Friday, June 10, 2011

Some Non-Yoga Thoughts on Leaving Boston

So I'm moving in twenty days- one month in Connecticut, one month in France, and then heading west for a year. And I've been thinking a lot about Boston and what my year and a half here has been like, how I've adjusted to the city, how I haven't adjusted at all. Personally, my time here has been very, very confusing. Getting married and divorced within a year is nasty business, and I struggled for a long time with feelings of anger and guilt over being duped into moving to Boston in the first place. But I have to admit that the city itself, while confusing and seemingly contradictory at times, is definitely interesting.

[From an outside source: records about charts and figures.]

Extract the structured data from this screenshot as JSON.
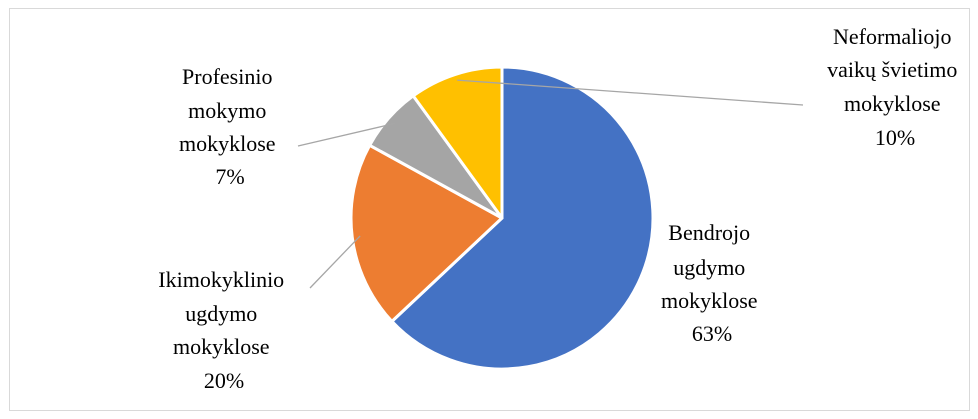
{
  "chart_data": {
    "type": "pie",
    "title": "",
    "slices": [
      {
        "label_lines": [
          "Bendrojo",
          "ugdymo",
          "mokyklose"
        ],
        "pct_label": "63%",
        "value": 63,
        "color": "#4472c4"
      },
      {
        "label_lines": [
          "Ikimokyklinio",
          "ugdymo",
          "mokyklose"
        ],
        "pct_label": "20%",
        "value": 20,
        "color": "#ed7d31"
      },
      {
        "label_lines": [
          "Profesinio",
          "mokymo",
          "mokyklose"
        ],
        "pct_label": "7%",
        "value": 7,
        "color": "#a5a5a5"
      },
      {
        "label_lines": [
          "Neformaliojo",
          "vaikų švietimo",
          "mokyklose"
        ],
        "pct_label": "10%",
        "value": 10,
        "color": "#ffc000"
      }
    ]
  }
}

Boston people are pushy. They know what they want, and you'd better damn well give it to them. This was especially apparent when I was working retail, and middle-aged Bostonites would come in expecting a personal shopper (and getting one, through pure pushiness). If you do something that's aggravating in traffic, like merging late (even though you've been signalling for five minutes), or stopping for a pedestrian (even though you're supposed to), you can expect to be yelled at and shown interesting variations of the middle part of the hand. Living in a really urban apartment has made me strikingly aware of how much Boston drivers honk their horns. Especially at four in the morning. I hated the pushiness initially. I like to think (or maybe pretend) that it's given me a little bit of an edge that I didn't have before, though. At least now I think I have the option of going all Boston on somebody if they need it. :-)

Boston people are really proud to be Boston people. On the upper crust, there's the serious and studious Harvard/MIT/BU/Tufts crowd that's mostly non-local but which seems at first to be the pulse of a city that basically shuts down at 9:00 PM and mostly doesn't party. But after living here for a while, you start to become aware that the Harvard crowd is just the skin of the city. All the blood and guts are made of the real natives, the ones that might drop "r"s and tell hilarious-but-slightly-racist jokes and really are Boston. No Yankees fans allowed. I've seen three people in two days with large, noticeable Red Sox tattoos.

Boston is a really, really green city. Every subsection of the population throws their cans into a recycling bin that gets picked up curbside once a week. People take the T to work to avoid driving their cars (not just because traffic in Boston moves at an average of 8 MPH, but also because it's better for the environment to use mass transit. And there's such a good system here). You can't walk two blocks without running into a yoga studio. The young, working, mostly-tattooed yuppie population can be seen after hours drinking herbal tea and carrying yoga mats. Nobody looks at you sideways if you mention that you're on an Ayurvedic diet or ask where you can get kombucha. This is a part of living here that I love.

There's also The Cambridge Mom. The Cambridge Mom has lofty ideals about how to raise her children... and actually follows through with them. The moms I have been fortunate enough to work with all are extremely well-educated (don't know one without at least one masters degree), most of them practice yoga, work and raise kids, and care deeply about their families and their community. One mom has quotes all over her kitchen from various philosophers, holy books, and writers that remind you, every time you take a glass out of the cabinet, to breathe deeply and enjoy every moment you've been given. One mom's kids run to the fridge to grab the jar of wheat germ to put on their yogurt for dessert. The kids are kids- but they often surprise me with grains of wisdom that seem very mature for their years. All of The Cambridge Moms seem to want to give their children this indomitable sense of hope- that life is good, and people are good, and you can make the world a better place right now! You don't even have to wait until you grow up. I love that about living here too.

Plus, after I moved here my sister followed, and I think Boston has been exactly the right place for her. She fits in well, she found work immediately, and now she's going back to school to be an NP. She also found her dude here. And that's a total positive.

So I might be back, after this year. And I wouldn't mind at all, because I feel like I know the ropes now. I can navigate the subway like a pro, I know which windy, poorly-maintained streets are one-way, and I'm fairly adept at avoiding the $50 street-sweeping parking tickets (god, these people love their parking tickets). I think I'd be much better at Boston a second time around. But for now, I'm a little relieved to have a year off to spend with my best friends, working and living in an environment that's a little more laid-back.